The Canarian Government’s health councillor, Blas Trujillo,  has said that the Canaries is “prepared” to deal with an outbreak of coronavirus on the islands.

After returning from a tour to the Dr José Molina Orosa Hospital in Lanzarote, Trujillo told the Canarian parliament that the Canaries has the capacity to confront new outbreaks, and meets the level of 1.5 and 2 intensive care beds for every 10,000 patients required by the Spanish health department.

The Canaries reach this figure by adding the 172 current beds in intensive care units to a further 243 “critical care” beds with ventilators that fit the requirements of the health ministry, resulting in a figure of 1.93 beds for every 10,000 citizens in a population of 2.1 million.

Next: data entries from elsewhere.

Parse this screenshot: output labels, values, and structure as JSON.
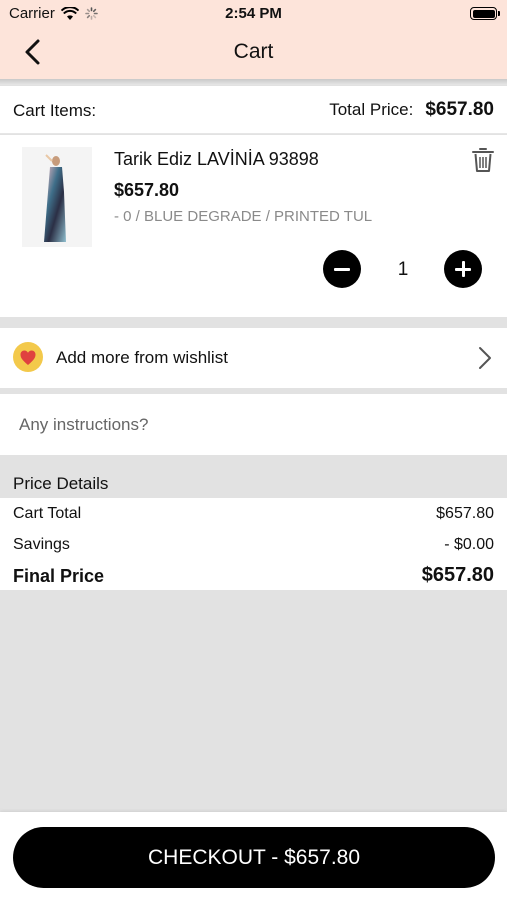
{
  "status_bar": {
    "carrier": "Carrier",
    "time": "2:54 PM"
  },
  "nav": {
    "title": "Cart",
    "back_icon": "chevron-left-icon"
  },
  "cart": {
    "items_label": "Cart Items:",
    "total_label": "Total Price:",
    "total_value": "$657.80"
  },
  "item": {
    "name": "Tarik Ediz LAVİNİA 93898",
    "price": "$657.80",
    "variant": "- 0 / BLUE DEGRADE / PRINTED TUL",
    "quantity": "1",
    "thumb_colors": [
      "#f2bfc8",
      "#3f6f8a",
      "#2b2f45",
      "#e9c8a6"
    ]
  },
  "wishlist": {
    "label": "Add more from wishlist",
    "icon": "heart-icon",
    "icon_color": "#f3c94b",
    "heart_color": "#e0413f"
  },
  "instructions": {
    "placeholder": "Any instructions?"
  },
  "price_details": {
    "heading": "Price Details",
    "cart_total_label": "Cart Total",
    "cart_total_value": "$657.80",
    "savings_label": "Savings",
    "savings_value": "- $0.00",
    "final_label": "Final Price",
    "final_value": "$657.80"
  },
  "checkout": {
    "label": "CHECKOUT - $657.80"
  },
  "colors": {
    "header_bg": "#fde4da",
    "page_bg": "#e2e2e2",
    "button_bg": "#000000"
  }
}
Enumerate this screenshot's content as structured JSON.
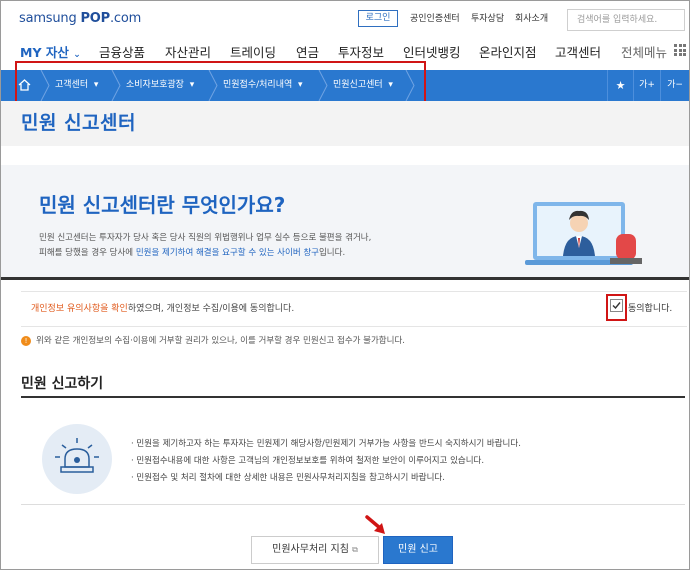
{
  "header": {
    "logo_pre": "samsung ",
    "logo_main": "POP",
    "logo_post": ".com",
    "login": "로그인",
    "util_links": [
      "공인인증센터",
      "투자상담",
      "회사소개"
    ],
    "search_placeholder": "검색어를 입력하세요."
  },
  "gnb": {
    "my_asset": "MY 자산",
    "my_asset_caret": "⌄",
    "items": [
      "금융상품",
      "자산관리",
      "트레이딩",
      "연금",
      "투자정보",
      "인터넷뱅킹",
      "온라인지점",
      "고객센터"
    ],
    "all_menu": "전체메뉴"
  },
  "breadcrumb": {
    "home_icon": "home-icon",
    "items": [
      "고객센터",
      "소비자보호광장",
      "민원접수/처리내역",
      "민원신고센터"
    ],
    "caret": "▾",
    "star": "★",
    "font_up": "가+",
    "font_down": "가−"
  },
  "page": {
    "title": "민원 신고센터"
  },
  "intro": {
    "title": "민원 신고센터란 무엇인가요?",
    "line1": "민원 신고센터는 투자자가 당사 혹은 당사 직원의 위법행위나 업무 실수 등으로 불편을 겪거나,",
    "line2_pre": "피해를 당했을 경우 당사에 ",
    "line2_hl": "민원을 제기하여 해결을 요구할 수 있는 사이버 창구",
    "line2_post": "입니다."
  },
  "consent": {
    "link": "개인정보 유의사항을 확인",
    "text": "하였으며, 개인정보 수집/이용에 동의합니다.",
    "checked": true,
    "label": "동의합니다."
  },
  "notice": {
    "icon": "!",
    "text": "위와 같은 개인정보의 수집·이용에 거부할 권리가 있으나, 이를 거부할 경우 민원신고 접수가 불가합니다."
  },
  "section": {
    "title": "민원 신고하기",
    "items": [
      "· 민원을 제기하고자 하는 투자자는 민원제기 해당사항/민원제기 거부가능 사항을 반드시 숙지하시기 바랍니다.",
      "· 민원접수내용에 대한 사항은 고객님의 개인정보보호를 위하여 철저한 보안이 이루어지고 있습니다.",
      "· 민원접수 및 처리 절차에 대한 상세한 내용은 민원사무처리지침을 참고하시기 바랍니다."
    ]
  },
  "buttons": {
    "guide": "민원사무처리 지침",
    "report": "민원 신고"
  },
  "colors": {
    "brand_blue": "#2a78cf",
    "title_blue": "#1f64c0",
    "highlight_red": "#d01515",
    "notice_orange": "#f08c1a"
  }
}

 Currently, only two patients remain in intensive care on the islands, and 163 patients have been admitted to intensive care units on the Canaries since the start of the pandemic. Trujillo also claimed that, at the highest point of the pandemic on the islands in early April, the intensive care units were never filled to more than 30% capacity.  

Concern about a second wave is rising as infections once again rise alarmingly on the Spanish mainland, with Catalonia and Aragón being the worst-affected areas. However, although many have expressed fears about tourists spreading the virus, only one of the 120 active clusters and outbreaks currently registered in Spain seem to have been caused by tourists. This is a case involving three members of a family of four Spanish tourists who tested positive in Menorca last week.

40% are, in fact, the result of family reunions, such as the outbreak that recently caused 10 contagions in Fuerteventura and Gran Canaria. This was caused by a man who returned from Mexico with the virus, then passed it on to his sister, who attended a family party on Fuerteventura and another on Gran Canaria. Most other outbreaks have been detected in workplaces or sanitary facilities such as hospitals and care homes, and it’s fair to say that, once again, the tourist regions of Spain appear, so far, to be avoiding the worst of the new contagions.